Pretty sure I called out something like that in the PR. It’s one of those boil-the-ocean sorts of things
e
I'm only running select * from windows_eventlog. After that i run any other Query like select * from osquery_info and everything stops working
I'm using Kolide servers, i've setup up an installer with kolide launcher and package builder with update channel on stable. The thing i noticed is that i've configure the osquery version to 4.5.0 and update channel to stable, and when the package finishes installing it autoupdates to 4.5.1
s
I think the Kolide part isn’t a factor here. But yes, if you point launcher’s autoupdate at our servers, you will get what we release as stable. Doesn’t matter what you build the package with. It will downgrade or upgrade as needed.
I suspect
select * from windows_eventlog
is the issue. That attempts to read most events into ram, and likely cause issues. Though I thought it had a required
channel
and
xpath
Though it’s a bit weird and complicated)
I’m not sure if it got documented well.
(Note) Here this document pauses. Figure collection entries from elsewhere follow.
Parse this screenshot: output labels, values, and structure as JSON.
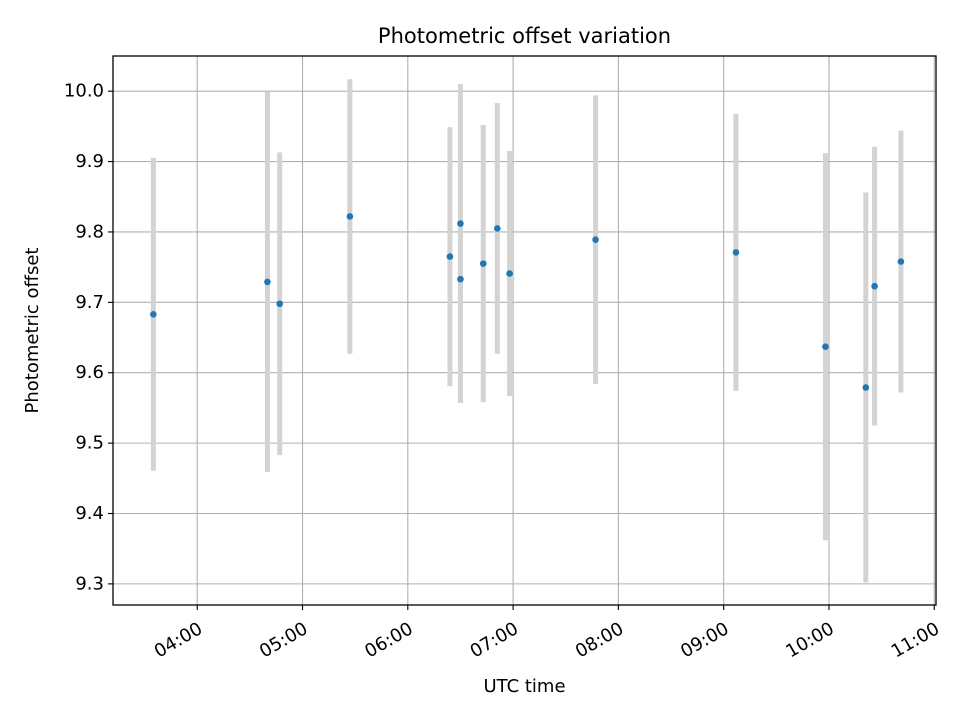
{
  "chart_data": {
    "type": "scatter",
    "title": "Photometric offset variation",
    "xlabel": "UTC time",
    "ylabel": "Photometric offset",
    "x_ticks": [
      "04:00",
      "05:00",
      "06:00",
      "07:00",
      "08:00",
      "09:00",
      "10:00",
      "11:00"
    ],
    "y_ticks": [
      "9.3",
      "9.4",
      "9.5",
      "9.6",
      "9.7",
      "9.8",
      "9.9",
      "10.0"
    ],
    "xlim": [
      "03:12",
      "11:01"
    ],
    "ylim": [
      9.27,
      10.05
    ],
    "grid": true,
    "colors": {
      "point": "#1f77b4",
      "errorbar": "#d3d3d3",
      "grid": "#b0b0b0"
    },
    "series": [
      {
        "points": [
          {
            "x": "03:35",
            "y": 9.683,
            "err": 0.222
          },
          {
            "x": "04:40",
            "y": 9.729,
            "err": 0.27
          },
          {
            "x": "04:47",
            "y": 9.698,
            "err": 0.215
          },
          {
            "x": "05:27",
            "y": 9.822,
            "err": 0.195
          },
          {
            "x": "06:24",
            "y": 9.765,
            "err": 0.184
          },
          {
            "x": "06:30",
            "y": 9.812,
            "err": 0.198
          },
          {
            "x": "06:30",
            "y": 9.733,
            "err": 0.176
          },
          {
            "x": "06:43",
            "y": 9.755,
            "err": 0.197
          },
          {
            "x": "06:51",
            "y": 9.805,
            "err": 0.178
          },
          {
            "x": "06:58",
            "y": 9.741,
            "err": 0.174
          },
          {
            "x": "07:47",
            "y": 9.789,
            "err": 0.205
          },
          {
            "x": "09:07",
            "y": 9.771,
            "err": 0.197
          },
          {
            "x": "09:58",
            "y": 9.637,
            "err": 0.275
          },
          {
            "x": "10:21",
            "y": 9.579,
            "err": 0.277
          },
          {
            "x": "10:26",
            "y": 9.723,
            "err": 0.198
          },
          {
            "x": "10:41",
            "y": 9.758,
            "err": 0.186
          }
        ]
      }
    ]
  }
}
You could take a look at the discussion and code in https://github.com/osquery/osquery/pull/6563 where it merged
There may well be a bug in that table
e
I've just tested it with
WHERE
clause and it "crashes", i usually do that way and works fine but i've never tested it with
xpath
Maybe quering by channel and event id?
Ok, filtering by channel and eventid also kills osquery on the host apparently. It's a Windows host so i don't know a proper way to debug it.
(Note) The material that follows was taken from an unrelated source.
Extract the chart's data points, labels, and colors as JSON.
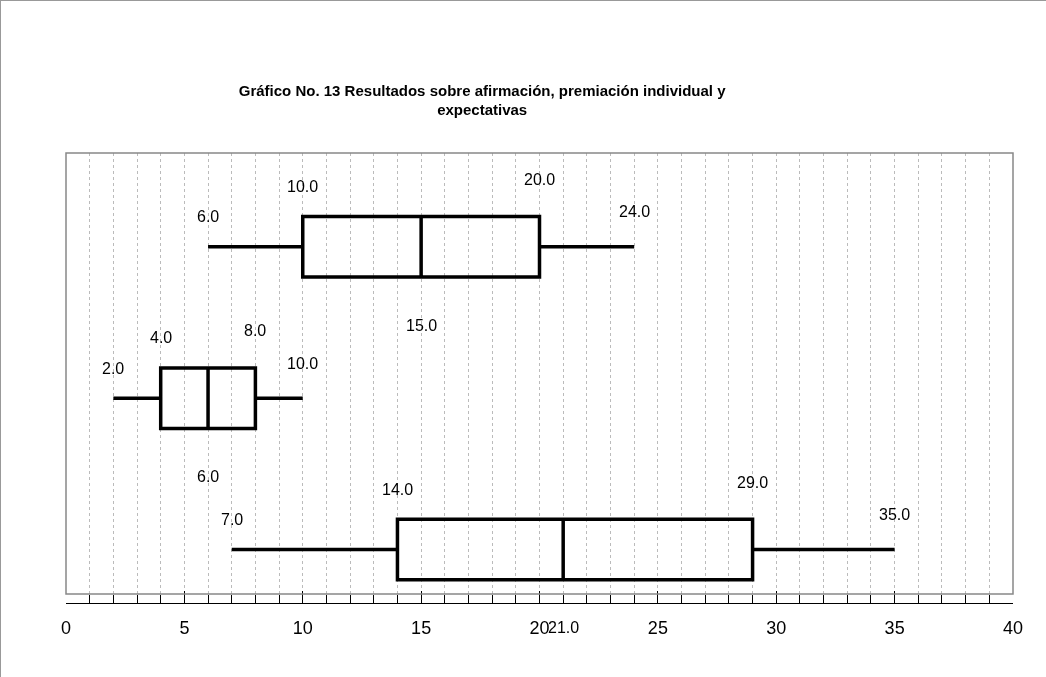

Limiting by 3 or 5 works also
s
Hrm. You said you don’t have access to a machine to debug this locally?
I’m breaking out some test cases…
e
No, i have access indeed, i don't know how to debug the service on the Windows machine
s
What happens if you run osquery on the command line?
Testing in my environment, I cannot replicate this. If I run
select * from windows_eventlog
, I get back an error. My device is not hung,
Though if I query for
select * from windows_eventlog where channel = "Security"
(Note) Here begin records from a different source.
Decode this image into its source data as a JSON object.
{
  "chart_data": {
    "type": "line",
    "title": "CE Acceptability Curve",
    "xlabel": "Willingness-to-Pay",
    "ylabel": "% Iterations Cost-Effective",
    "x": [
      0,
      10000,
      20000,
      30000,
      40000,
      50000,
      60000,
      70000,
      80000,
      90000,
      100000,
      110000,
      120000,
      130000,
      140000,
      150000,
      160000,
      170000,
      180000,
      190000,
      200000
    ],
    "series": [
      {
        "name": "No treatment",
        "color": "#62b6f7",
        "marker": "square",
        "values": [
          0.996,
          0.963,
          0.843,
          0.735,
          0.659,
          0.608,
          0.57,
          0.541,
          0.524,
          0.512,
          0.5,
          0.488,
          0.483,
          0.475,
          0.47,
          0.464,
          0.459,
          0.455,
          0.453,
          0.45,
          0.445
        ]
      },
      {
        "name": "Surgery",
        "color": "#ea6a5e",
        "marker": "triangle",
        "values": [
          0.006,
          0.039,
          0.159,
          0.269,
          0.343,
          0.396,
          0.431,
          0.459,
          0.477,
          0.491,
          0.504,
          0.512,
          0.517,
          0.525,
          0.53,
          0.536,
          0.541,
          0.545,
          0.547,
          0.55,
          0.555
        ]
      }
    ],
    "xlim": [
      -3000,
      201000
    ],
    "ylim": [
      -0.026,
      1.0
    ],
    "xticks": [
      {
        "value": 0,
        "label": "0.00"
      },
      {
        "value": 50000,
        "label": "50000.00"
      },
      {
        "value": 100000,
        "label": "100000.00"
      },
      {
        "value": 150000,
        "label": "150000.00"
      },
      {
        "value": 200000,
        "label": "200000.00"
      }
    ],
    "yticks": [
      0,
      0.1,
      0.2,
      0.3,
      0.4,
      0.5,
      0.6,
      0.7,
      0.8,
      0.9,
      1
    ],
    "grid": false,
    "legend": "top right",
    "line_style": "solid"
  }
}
it’s taking a long time to return these results.
I suspect this is not an osquery bug. There may or may not be a bug somewhere in the kolide stack. r this might be expected behavior around a table with this many rows. Not sure yet
Might be a launcher bug in how this stuff is marshalled and send over the wire. Feel free to open a bug in the launcher repo, though I don’t know if I can prioritize it
e
Yes, yesterday it happened the same to me. I Will try it on the host's cli, is any way to Open a CLI for hosts installed with package builder ? Or you talking about fleetctl CLI?
s
Neither. Running osquery from powershell is sometimes a good way to debug
e
Understood
The Query without Where clause it's returning something for You?
a
The
windows_eventlog
query without WHERE clause should return error log. It requires a channel or xpath to query the events. Also if you are querying the events without other constraints, it may take longer time depending on the number of events in the
security
or
Application
channel.
e
Querying with WHERE clause also hangs up subsequent queries, also the Query takes too long to return something
s
I think I replicated what you’re seeing. My guess is there’s something weird in launcher about marshalling that much data. As said, feel free to open an issue in the launcher repo, though I don’t know if I can prioritize it
Actually, I’ll open one
a
The Query with WHERE clause may take time because of large number of events log in a specific channel. I am planning to add a
max_windows_eventlog_events
flag with the query as suggested by @alessandrogario. This will reduce the query time.
s
I don’t think it’s query time. I think it’s data returned
a
Is it the size of data or some specific event data is causing the problem?
e
For example querying with limit 3 or 5 works fine.